Re takings clause problems, surely mortgage modifications could be done as part of a bankruptcy proceeding, perhaps even a special quick and limited chapter relating to negative equity situations. I don't think there's any constitutional definition of bankruptcy, so long as one creditor cannot be repaid, now or in the future, without impinging on the debtor's homestead exemption, then a bankruptcy court can revise all creditors' rights.
 

It's not the case that "U.S. mortgages" are nonrecourse. Only a minority of states - mostly in the west - are nonrecourse states, most notably California.

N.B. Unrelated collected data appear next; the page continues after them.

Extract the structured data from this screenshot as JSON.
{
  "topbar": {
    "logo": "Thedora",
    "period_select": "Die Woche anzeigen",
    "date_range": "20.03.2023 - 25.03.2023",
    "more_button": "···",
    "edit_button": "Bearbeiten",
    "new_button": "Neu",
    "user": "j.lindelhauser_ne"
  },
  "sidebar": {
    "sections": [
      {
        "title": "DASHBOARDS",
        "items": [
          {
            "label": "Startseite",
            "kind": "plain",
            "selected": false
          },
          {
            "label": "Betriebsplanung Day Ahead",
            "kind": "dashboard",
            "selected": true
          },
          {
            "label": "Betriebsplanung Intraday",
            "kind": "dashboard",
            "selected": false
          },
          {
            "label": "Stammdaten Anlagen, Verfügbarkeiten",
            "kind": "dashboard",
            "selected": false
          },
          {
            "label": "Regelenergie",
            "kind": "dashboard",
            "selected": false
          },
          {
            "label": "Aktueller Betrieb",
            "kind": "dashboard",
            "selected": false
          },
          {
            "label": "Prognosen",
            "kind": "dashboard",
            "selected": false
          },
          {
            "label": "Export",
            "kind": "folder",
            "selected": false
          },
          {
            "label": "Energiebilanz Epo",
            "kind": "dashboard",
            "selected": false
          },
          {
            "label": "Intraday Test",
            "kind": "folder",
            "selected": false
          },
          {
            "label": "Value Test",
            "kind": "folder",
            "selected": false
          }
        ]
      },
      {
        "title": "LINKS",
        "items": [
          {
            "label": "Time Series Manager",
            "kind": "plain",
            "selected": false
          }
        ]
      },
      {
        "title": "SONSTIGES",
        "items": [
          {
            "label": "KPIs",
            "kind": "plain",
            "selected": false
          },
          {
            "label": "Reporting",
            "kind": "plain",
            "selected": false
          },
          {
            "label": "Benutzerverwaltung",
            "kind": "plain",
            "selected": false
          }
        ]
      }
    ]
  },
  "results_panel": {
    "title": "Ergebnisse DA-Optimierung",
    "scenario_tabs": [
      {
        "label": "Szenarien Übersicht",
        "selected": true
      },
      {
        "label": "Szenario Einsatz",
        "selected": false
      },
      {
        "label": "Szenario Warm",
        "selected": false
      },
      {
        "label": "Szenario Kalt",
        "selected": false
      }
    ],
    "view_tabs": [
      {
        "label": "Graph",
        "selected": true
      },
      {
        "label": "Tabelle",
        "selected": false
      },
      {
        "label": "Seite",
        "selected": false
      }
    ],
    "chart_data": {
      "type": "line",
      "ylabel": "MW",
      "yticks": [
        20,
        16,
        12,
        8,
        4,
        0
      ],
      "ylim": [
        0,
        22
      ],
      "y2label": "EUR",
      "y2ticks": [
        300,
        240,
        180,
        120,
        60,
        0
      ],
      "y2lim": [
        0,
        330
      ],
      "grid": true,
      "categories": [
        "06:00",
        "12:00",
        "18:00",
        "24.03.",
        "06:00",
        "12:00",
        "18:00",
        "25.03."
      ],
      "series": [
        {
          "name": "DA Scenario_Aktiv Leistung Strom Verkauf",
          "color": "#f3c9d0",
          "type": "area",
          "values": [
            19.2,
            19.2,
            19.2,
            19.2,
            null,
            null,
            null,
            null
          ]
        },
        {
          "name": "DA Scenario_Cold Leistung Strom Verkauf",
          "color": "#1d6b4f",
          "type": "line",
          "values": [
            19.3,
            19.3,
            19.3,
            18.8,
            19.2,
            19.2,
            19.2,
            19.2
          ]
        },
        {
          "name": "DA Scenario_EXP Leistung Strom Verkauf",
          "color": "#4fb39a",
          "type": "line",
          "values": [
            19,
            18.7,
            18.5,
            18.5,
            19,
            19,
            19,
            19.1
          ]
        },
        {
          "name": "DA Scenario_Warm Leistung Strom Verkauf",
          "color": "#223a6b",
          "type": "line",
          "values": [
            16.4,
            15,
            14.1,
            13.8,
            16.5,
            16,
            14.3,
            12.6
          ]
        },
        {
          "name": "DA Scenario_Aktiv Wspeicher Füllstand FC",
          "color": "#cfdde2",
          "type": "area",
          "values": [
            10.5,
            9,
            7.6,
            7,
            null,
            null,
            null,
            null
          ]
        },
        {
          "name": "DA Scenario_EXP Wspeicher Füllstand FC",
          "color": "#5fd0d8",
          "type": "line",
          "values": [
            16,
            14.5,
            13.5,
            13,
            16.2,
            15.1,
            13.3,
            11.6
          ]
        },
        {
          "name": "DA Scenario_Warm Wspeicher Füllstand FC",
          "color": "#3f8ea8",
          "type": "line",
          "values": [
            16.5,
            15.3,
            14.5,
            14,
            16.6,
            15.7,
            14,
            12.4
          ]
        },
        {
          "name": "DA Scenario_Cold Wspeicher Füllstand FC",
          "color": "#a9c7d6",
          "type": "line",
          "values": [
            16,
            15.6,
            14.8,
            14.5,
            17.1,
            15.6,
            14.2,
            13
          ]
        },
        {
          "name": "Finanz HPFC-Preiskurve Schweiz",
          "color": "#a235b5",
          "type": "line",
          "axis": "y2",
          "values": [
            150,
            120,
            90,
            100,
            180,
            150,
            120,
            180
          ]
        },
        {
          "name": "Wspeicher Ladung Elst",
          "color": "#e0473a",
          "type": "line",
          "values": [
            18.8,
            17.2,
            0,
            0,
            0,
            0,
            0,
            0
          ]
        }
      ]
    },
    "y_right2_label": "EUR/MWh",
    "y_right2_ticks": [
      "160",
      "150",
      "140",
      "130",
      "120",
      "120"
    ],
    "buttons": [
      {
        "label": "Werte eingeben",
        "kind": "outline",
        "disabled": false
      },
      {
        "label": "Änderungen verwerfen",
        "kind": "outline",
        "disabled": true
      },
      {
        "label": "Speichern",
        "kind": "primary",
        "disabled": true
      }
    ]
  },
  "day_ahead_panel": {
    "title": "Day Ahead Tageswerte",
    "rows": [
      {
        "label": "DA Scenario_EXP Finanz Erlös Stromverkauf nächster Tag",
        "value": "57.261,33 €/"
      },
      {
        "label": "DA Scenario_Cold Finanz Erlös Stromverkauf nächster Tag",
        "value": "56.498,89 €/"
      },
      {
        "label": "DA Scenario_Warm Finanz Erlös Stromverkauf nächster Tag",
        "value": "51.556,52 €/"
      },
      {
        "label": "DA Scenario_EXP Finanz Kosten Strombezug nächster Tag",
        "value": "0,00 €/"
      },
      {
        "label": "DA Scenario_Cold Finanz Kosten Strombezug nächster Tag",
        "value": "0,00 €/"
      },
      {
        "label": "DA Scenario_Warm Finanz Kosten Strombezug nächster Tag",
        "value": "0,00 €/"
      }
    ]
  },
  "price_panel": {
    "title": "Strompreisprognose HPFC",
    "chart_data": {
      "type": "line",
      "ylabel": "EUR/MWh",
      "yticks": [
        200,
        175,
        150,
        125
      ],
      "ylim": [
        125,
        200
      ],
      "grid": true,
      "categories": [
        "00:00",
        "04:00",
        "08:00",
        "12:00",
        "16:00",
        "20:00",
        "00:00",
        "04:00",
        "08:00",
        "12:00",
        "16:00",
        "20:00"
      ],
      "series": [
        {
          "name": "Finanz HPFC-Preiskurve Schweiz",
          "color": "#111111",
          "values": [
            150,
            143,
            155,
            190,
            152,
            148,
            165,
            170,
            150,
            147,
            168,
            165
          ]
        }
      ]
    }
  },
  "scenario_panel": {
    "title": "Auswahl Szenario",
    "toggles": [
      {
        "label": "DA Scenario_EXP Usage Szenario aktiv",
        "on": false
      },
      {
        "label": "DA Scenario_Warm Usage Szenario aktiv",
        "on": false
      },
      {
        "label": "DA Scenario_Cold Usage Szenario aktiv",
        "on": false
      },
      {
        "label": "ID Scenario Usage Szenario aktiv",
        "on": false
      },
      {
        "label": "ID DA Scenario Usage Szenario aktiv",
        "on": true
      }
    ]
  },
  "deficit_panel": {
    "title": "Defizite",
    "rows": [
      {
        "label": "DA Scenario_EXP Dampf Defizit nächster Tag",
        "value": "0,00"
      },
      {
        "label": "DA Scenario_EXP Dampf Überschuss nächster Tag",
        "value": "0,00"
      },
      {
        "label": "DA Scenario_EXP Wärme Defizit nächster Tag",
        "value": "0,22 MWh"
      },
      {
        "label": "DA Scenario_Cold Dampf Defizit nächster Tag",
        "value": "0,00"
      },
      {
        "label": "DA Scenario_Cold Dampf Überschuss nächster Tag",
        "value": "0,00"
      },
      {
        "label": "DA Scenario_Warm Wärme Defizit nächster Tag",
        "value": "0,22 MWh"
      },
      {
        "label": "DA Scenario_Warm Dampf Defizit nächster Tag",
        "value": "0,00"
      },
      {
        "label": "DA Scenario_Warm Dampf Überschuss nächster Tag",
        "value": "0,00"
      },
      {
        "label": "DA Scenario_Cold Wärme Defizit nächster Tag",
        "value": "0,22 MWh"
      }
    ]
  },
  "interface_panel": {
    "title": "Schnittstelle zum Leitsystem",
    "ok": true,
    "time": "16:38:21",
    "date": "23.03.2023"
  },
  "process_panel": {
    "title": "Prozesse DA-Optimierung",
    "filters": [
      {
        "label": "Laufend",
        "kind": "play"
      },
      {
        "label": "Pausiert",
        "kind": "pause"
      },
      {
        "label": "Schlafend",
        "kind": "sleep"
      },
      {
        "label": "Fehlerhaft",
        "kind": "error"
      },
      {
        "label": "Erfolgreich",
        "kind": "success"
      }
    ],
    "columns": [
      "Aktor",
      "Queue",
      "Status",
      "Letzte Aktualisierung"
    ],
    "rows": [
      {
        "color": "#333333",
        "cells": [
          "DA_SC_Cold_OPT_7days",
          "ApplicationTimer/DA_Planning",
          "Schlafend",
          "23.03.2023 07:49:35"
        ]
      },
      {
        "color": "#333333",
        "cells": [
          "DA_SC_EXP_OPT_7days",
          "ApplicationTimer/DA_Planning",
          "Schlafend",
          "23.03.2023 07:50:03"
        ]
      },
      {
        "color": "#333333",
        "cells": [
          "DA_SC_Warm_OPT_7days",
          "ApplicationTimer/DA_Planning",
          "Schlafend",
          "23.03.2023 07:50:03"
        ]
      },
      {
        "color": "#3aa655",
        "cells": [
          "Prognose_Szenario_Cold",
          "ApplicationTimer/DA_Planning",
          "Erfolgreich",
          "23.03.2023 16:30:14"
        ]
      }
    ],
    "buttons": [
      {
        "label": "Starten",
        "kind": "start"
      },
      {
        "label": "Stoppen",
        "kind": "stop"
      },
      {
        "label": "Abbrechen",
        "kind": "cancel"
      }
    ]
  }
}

Of course, California is a large state with a lot of foreclosures, so nonrecourse mortgages may be disproportionately represented among foreclosed homes. But I'm a little disturbed that someone with a plan to deal with the mortgage foreclosure crisis doesn't seem to recognize this important distinction.
 

r.friedman

I am not sure of the last time you saw a mortgage note, but every one I have looked at, even on a 20% or greater down payment, the lender has slipped in a "waiver of homestead rights" clause. I live in Illinois. YMMV.

Lord Peter,

From discussions with several attorneys dealing with foreclosures and bankruptcies (including ones representing the banks) in my area, even on recourse primary mortgages, judges are extremely loathe to allow the banks to pursue the ex-homeowner for any deficiency. The attitude is "you wrote the loan, it failed, you own the home--that's it." Add this to the change in write off rules that prohibit banks from writing off the loss to the homeowner on a 1099 to the IRS (extended by the most recent bailout until 2012), and there is little leverage for the banks at this time.